Posted on 12/12/2005 10:14:29 PM PST by AZ_Cowboy

President George W. Bush, Sen. John McCain, R-Ariz., Sen. Edward Kennedy, D-Mass., and several others are promoting new laws that would grant amnesty or guest-worker status to millions of illegal immigrants living in the United States and to an indefinite number of foreign workers. All these bills should be rejected on moral grounds.

Inviting foreigners to come to America as guest workers is like saying: You people are only fit to work the menial jobs that Americans think they are too good to work. We will let you come into the United States for a few years to work low-paid jobs, but you have no hope of rising up the economic and social ladder.

The various bills differ in whether or when the guest workers will be expelled back to the poverty they came from, but the bottom line is to create a subordinate underclass of unassimilated foreign workers, like serfs or peasants in corrupt countries. That's not the kind of economy that made America great.

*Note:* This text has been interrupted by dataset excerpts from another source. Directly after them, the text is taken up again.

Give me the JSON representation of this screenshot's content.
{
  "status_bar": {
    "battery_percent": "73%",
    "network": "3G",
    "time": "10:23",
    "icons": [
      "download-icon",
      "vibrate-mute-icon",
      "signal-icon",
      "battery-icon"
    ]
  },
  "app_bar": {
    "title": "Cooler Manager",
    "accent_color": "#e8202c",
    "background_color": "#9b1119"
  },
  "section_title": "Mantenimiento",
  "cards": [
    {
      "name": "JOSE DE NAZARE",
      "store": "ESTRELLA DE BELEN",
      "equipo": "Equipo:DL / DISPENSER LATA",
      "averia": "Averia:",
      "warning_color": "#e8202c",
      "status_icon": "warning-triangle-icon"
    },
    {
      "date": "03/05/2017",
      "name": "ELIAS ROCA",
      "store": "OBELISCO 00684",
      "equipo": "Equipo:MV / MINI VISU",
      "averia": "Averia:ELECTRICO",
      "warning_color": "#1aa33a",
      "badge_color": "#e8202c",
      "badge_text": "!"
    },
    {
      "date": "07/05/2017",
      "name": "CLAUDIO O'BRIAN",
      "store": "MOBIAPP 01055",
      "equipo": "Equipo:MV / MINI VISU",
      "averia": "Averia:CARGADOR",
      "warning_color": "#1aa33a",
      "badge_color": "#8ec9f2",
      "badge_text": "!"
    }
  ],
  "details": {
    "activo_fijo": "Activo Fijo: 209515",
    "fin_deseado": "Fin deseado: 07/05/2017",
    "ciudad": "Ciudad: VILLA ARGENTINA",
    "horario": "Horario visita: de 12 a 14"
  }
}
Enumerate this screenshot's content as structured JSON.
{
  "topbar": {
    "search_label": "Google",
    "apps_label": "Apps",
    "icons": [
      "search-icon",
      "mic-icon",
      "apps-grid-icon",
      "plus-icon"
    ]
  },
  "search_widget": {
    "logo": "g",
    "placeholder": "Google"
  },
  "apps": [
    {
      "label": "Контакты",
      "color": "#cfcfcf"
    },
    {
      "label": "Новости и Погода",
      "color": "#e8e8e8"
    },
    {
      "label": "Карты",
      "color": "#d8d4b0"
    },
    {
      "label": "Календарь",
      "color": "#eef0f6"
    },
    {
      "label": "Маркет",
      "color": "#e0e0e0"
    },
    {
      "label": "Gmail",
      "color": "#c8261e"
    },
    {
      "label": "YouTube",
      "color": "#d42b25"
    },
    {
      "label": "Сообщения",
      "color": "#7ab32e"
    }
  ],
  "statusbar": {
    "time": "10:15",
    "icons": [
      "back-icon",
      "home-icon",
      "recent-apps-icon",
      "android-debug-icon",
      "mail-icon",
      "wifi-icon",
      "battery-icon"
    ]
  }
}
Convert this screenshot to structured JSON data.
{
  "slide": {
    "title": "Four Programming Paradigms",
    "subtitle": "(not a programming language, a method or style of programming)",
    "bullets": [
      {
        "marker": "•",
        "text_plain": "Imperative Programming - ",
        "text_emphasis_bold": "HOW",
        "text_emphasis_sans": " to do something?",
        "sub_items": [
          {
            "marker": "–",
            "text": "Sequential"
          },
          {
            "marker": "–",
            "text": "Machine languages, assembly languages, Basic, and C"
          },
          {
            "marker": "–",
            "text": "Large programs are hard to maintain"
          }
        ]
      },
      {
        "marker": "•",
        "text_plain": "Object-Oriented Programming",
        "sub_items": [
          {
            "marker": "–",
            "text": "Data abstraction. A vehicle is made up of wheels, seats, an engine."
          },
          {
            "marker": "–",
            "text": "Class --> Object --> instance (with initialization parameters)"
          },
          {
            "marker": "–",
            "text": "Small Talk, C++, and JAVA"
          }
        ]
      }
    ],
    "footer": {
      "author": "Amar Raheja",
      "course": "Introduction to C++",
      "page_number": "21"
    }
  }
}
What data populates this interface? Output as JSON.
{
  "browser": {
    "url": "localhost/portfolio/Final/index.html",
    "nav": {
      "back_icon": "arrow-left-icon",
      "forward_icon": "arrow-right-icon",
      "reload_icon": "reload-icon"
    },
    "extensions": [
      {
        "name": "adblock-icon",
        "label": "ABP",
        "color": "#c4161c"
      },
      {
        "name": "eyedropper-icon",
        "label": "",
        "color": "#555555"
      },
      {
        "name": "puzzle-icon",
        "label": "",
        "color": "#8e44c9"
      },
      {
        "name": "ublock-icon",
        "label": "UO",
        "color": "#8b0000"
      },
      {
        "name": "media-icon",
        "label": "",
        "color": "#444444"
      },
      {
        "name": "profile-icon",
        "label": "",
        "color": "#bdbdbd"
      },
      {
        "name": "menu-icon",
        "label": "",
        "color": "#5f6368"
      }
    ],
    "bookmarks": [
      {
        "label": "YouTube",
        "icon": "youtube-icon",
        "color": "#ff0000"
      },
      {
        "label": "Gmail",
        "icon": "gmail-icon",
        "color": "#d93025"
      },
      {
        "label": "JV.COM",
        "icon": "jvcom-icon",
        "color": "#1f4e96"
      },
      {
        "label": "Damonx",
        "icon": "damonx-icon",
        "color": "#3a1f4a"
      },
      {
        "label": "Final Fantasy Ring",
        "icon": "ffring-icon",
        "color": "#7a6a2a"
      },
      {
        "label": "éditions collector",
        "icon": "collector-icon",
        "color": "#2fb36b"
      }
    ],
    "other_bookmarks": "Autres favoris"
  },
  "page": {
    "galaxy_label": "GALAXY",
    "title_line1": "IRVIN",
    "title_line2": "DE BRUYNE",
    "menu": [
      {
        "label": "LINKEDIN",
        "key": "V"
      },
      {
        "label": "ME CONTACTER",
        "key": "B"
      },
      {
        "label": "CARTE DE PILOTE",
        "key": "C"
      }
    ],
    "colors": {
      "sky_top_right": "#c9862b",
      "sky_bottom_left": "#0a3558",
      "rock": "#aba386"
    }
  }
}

America welcomes immigrants who want to be American, who come to the United States legally, obey the laws and the Constitution, and learn to speak English. Most start with entry-level jobs, but they get the opportunity to rise up and realize the American dream.

France and Germany have demonstrated the folly of guest-worker economies. In France and Germany, foreigners were admitted to toil at low-wage jobs. Now, both countries host thousands of foreign residents who fail to assimilate, burden the social welfare system, and become more disgruntled and dangerous every year.

Amnesty or guest-worker programs in the United States would help to perpetuate Mexico's corrupt economic system, a system which makes a few people very rich, but a system that traps most Mexicans in abject poverty. Mexico's enormous oil reserves are state-owned, yet proceeds from their sale don't benefit the general population. And some wealthy Mexicans are glad when their unemployed countrymen can find work elsewhere.

An amnesty or guest-worker plan would reward lawbreakers. The guest workers would be exempted from punishment for breaking U.S. immigration laws by entering our country illegally, or by using fraudulent documents. And employers would be exempted from punishment for hiring them.

Some U.S. employers commit a double offense when they choose to pay illegal workers in cash to evade payroll taxes yet provide benefits to those same illegal workers. Government tolerance of this vast underground economy is unjust to honest businessmen and law-abiding taxpayers.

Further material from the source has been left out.